Kernel Fusion

PyKokkos includes an automatic kernel fusion feature that can significantly improve performance when executing many kernel calls. Kernel fusion dynamically traces and combines multiple kernel launches into a single fused kernel, reducing launch overhead and improving execution efficiency through better data reuse and improved compiler optimizations.

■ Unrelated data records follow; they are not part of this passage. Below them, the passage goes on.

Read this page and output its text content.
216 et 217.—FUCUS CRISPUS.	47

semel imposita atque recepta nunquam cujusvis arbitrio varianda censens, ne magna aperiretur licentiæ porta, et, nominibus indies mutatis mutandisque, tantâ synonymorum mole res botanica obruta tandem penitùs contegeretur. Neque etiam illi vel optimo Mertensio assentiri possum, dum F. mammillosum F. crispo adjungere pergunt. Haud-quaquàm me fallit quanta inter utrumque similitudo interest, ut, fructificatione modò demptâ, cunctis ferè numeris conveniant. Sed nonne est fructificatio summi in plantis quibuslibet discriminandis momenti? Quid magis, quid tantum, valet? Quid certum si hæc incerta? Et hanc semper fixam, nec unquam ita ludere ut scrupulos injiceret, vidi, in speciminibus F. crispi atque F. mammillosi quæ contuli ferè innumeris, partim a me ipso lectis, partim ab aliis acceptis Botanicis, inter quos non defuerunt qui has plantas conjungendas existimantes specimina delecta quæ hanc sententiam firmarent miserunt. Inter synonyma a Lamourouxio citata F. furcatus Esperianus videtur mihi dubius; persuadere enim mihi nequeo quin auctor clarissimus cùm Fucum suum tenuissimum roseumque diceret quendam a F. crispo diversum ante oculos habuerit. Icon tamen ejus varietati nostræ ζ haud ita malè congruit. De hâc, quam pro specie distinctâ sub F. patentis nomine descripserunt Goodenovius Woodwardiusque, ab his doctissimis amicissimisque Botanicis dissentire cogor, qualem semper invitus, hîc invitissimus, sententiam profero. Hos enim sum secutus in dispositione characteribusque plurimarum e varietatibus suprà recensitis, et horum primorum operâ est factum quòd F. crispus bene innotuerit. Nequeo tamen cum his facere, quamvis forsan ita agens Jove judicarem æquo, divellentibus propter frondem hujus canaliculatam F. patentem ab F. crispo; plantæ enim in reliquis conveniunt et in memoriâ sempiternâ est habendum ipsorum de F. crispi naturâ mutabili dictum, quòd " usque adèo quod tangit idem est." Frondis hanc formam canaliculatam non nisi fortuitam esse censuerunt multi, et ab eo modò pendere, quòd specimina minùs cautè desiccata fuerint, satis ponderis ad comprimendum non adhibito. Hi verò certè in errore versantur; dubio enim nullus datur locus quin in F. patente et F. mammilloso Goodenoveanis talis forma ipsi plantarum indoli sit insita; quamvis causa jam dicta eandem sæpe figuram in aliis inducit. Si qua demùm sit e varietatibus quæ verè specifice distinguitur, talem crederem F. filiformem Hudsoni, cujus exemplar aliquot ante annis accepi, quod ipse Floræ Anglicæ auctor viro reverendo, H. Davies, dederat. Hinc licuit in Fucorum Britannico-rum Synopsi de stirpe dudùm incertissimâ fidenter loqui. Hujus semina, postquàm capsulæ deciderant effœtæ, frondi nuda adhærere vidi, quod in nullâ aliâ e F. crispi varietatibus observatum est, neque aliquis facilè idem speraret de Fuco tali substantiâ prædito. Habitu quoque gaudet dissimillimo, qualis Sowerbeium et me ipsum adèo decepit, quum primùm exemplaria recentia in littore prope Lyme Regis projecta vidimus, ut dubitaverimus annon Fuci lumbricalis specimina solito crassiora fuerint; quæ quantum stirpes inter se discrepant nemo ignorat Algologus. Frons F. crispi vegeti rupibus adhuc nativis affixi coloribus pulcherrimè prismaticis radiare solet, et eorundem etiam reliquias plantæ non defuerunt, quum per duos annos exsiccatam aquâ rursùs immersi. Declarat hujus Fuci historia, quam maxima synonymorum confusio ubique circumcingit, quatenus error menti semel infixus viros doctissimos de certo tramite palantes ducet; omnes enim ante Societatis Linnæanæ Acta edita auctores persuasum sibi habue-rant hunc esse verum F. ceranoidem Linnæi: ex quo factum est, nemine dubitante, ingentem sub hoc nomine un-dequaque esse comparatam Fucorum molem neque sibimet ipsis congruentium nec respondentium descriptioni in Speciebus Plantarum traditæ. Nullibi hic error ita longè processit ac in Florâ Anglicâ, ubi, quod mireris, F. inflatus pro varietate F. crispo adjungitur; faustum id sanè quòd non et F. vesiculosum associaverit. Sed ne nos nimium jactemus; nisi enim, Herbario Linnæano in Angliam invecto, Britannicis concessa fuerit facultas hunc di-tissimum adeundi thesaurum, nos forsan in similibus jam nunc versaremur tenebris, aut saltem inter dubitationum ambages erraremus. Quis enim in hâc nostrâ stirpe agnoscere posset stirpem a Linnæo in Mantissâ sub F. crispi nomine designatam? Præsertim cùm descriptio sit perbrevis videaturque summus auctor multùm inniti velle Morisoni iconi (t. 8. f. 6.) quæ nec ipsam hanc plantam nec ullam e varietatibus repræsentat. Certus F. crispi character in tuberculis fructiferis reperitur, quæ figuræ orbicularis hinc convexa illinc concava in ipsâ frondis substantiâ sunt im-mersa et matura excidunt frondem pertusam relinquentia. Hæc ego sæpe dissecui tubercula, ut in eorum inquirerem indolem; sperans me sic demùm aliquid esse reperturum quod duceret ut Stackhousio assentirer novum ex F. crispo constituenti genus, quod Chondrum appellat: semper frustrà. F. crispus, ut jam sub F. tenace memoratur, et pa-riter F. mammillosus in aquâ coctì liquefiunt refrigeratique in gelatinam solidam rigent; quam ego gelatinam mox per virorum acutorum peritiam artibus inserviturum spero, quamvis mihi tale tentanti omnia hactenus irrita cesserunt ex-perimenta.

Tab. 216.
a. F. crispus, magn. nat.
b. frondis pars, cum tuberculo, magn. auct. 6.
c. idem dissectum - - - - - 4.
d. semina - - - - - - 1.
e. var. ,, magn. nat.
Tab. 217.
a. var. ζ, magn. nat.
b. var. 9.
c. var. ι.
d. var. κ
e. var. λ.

Fusion process uses lazy evaluation to record kernel calls in traces and fuses them when the result is requested by the application. This happens automatically and transparently without requiring any changes to your PyKokkos code.

Enabling Fusion

Kernel fusion is controlled by the PK_FUSION environment variable. To enable fusion, set this variable before running your PyKokkos application:

export PK_FUSION="naive"

To disable fusion (default behavior):

unset PK_FUSION

Performance Example

The following example demonstrates the performance benefit of kernel fusion when executing many small kernel calls in a loop:

import cupy as cp
import pykokkos as pk

@pk.workunit
def work(wid, a):
    a[wid] = a[wid] + 1

def main():
    B = 100000
    N = 10
    a = cp.ones((B, N))
    pk.set_default_space(pk.Cuda)
    for batch in range(B):
        pk.parallel_for("work", 10, work, a=a[batch])
    print(a)

main()

Performance Comparison

Running the above example with and without fusion shows significant speedup:

Machine Specification

The following hardware was used for the performance measurements:

CPU:  Intel(R) Xeon(R) w5-3433, 32 (16 cores, 2 threads per core)
GPU:  NVIDIA RTX 5000 Ada Generation 32 GB (2x)
CUDA: 12.4
OS:   Ubuntu 24.04 (Linux)

Without fusion (unset PK_FUSION):

real    0m27.213s
user    0m35.134s
sys     0m0.990s

With fusion (export PK_FUSION="naive"):

real    0m14.840s
user    0m22.729s
sys     0m1.136s

In this example, kernel fusion provides approximately 1.8x speedup by fusing 100,000 kernel calls into fewer fused kernels, reducing kernel launch overhead and enabling better data reuse and compiler optimizations.

When to Use Fusion

Kernel fusion is most beneficial when:

  • Executing many kernel calls consecutively

  • Kernel launch overhead dominates execution time

  • Multiple kernels operate on shared data

Note

Fusion is currently most effective on GPU execution spaces where kernel launch overhead is more significant. Fusion can achieve speedups on NVIDIA and AMD GPUs as well as Intel and AMD CPUs.

For more details on the kernel fusion implementation, see the fuser paper: Dynamically Fusing Python HPC Kernels.